Patuxai, meaning Victory Gate in English (and variously written as Patuxay, Patousai and Patusai), was built between 1957 and 1968 in memory of the Laotian soldiers who died during World War II and the war of independence from France in 1949.
It’s also known as the Arc de Triomphe of Vientiane due to its resemblance to the Arc de Triomphe in Paris. Patuxai, however, is slightly taller than its Parisian counterpart, has four gates rather than two, and is covered in distinctly Laotian designs.
The exterior of the monument is decorated with traditional Laotian motifs, including Buddhist symbols, Hindu deities and female spirits of the clouds and waters known as apsaras. The ceilings beneath the four arches are decorated with further depictions of Hindu gods, such as Brahma and Vishnu, and mythological creatures like the mythical bird-woman Kinnaree and the three-headed elephant Erawan.
On top of Patuxai, meanwhile, sit five towers, again built in the traditional Laotian style. Four of these are located on each corner of the monument, while a fifth rises up from the center, higher than the rest. These five towers are decorated with flower motifs and each is topped with a golden finial.
Needless to say, the construction of the Patuxai monument was a costly project. The Laotian government, however, managed to fund the bulk of the effort with money donated from the United States – despite that money having been donated for an entirely different project.

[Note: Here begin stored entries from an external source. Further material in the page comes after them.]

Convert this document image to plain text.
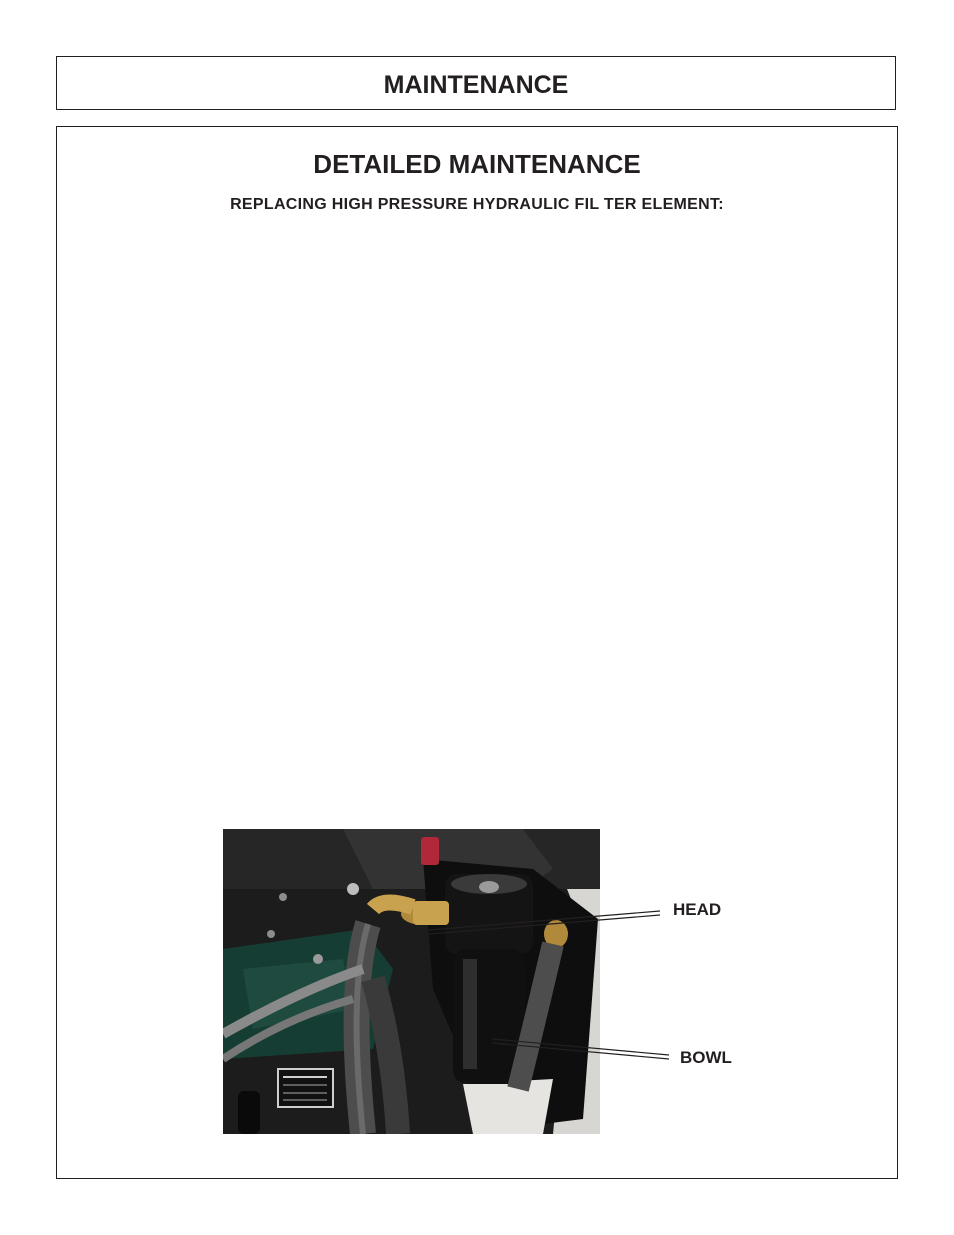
MAINTENANCE
DETAILED MAINTENANCE
REPLACING HIGH PRESSURE HYDRAULIC FIL TER ELEMENT:
HEAD
BOWL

In the 1950s, the United States provided Laos with funds and a huge amount of concrete for the expansion of the city’s airport, which could then serve as a base for US fighter jets during the Vietnam War. But the funds and concrete arrived before any contract had been signed, so the Royal Laotian Government decided to build a massive triumphal arch, rather than an airport serving foreign interests. For this reason, locals jokingly refer to Patuxai by another name: the Vertical Runway.
No mention of this is made on the sign attached to Patuxai. But the sign is strangely honest in other ways, stating that the monument was never actually completed due to the country’s turbulent history, and that “From a closer distance, it [Patuxai] appears even less impressive, like a monster of concrete.” Not a glowing appraisal, but refreshingly frank.